Speaking at the IPR webinar, Jennifer Anderson, Co-Head of Sustainable Investment and ESG at Lazard Asset Management, said it is “really clear that when we get effective government policy it can really transform the landscape for these technologies”.  

She underscored that if governments can get “effective policymaking” underway post-COP28 that it can “start to encourage much more investment opportunities for DACCS and other negative emissions technologies (NETs)”. 

The EU Council has also adopted its negotiating mandate on an EU carbon removals certification framework – a voluntary framework aiming to facilitate and accelerate deployment of high-quality carbon removal activities – ahead of talks with the European Parliament.
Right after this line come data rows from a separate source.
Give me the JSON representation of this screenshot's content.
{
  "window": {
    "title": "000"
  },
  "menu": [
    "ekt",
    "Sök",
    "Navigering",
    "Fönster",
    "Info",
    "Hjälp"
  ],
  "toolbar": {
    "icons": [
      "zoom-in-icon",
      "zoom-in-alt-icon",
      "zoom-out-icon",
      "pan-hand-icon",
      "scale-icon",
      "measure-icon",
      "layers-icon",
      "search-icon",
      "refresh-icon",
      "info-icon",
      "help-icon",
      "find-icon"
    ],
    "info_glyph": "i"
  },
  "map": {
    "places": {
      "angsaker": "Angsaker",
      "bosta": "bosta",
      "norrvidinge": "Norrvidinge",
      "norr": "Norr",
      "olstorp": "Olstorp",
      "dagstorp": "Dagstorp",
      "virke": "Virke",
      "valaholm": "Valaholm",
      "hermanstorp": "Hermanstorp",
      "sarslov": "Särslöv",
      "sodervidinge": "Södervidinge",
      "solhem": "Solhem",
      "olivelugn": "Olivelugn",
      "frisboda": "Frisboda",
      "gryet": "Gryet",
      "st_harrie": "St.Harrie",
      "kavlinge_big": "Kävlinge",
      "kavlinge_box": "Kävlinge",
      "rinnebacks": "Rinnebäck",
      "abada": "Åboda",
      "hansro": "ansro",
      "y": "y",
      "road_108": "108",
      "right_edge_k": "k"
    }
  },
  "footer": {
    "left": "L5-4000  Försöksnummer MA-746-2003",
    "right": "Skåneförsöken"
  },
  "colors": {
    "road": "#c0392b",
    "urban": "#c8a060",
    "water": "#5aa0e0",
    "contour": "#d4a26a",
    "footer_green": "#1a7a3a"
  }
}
The proposed regulation covers different types of carbon removals, including industrial technologies such as DACCS for permanent carbon storage.

Increased attention 

Dr Ben Allen, Director of ESG Issues at the PRI acknowledged that DACCS is currently criticised for being “expensive and unproven at scale” and is still seen as “slightly controversial”. 

But, while IPR noted that voluntary and mandatory carbon markets have been “fraught with issues” over the past two decades, it argued that DACCS does not suffer from the same issues. 

IPR underlined a key advantage of DACCS is the permanent solution is offers for CO2 removal “unlike most nature-based solutions”. 

According to the United Nations Framework Convention on Climate Change’s  new long-term low-emission development strategies synthesis report, 32% of long-term low-emission development strategies mentioned bioenergy with carbon dioxide capture and storage (BECCS) as necessary to limit temperature increase but not immediately deployable, while 22% mentioned DACCS as technology that may be used in the future should its cost be “significantly reduced”. 

However, IPR said that DACCS has a long-term advantage over BECCS with the solution not competing with other land use demands due to its ability to be deployed on non-arable land. 

The IPR DACCS 2050 forecast is roughly consistent with the growth trajectory of solar power between 2002 and 2022 from 2030 onwards. 

Under the IPR’s FPS, NETs – including DACCS and BECCS – could account for over US$600 billion in revenues by 2050. 

“NET is starting to be a part of the conversation,” said Lazard’s Anderson said, noting that investment has previously been focused in lower cost technologies such as solar, wind, electric vehicles and battery storage.”  

“However, with the US IRA and its subsidies for carbon capture and storage for the first time this negative emissions technology is becoming something commercially viable,” she added.  

The International Energy Agency’s recent World Energy Employment 2023 report found that employment in carbon capture utilisation and storage including DACCS is set to steadily increase due to the growing number of projects announced from a number of new incentives for pilot carbon sequestration projects, notably driven by the US IRA.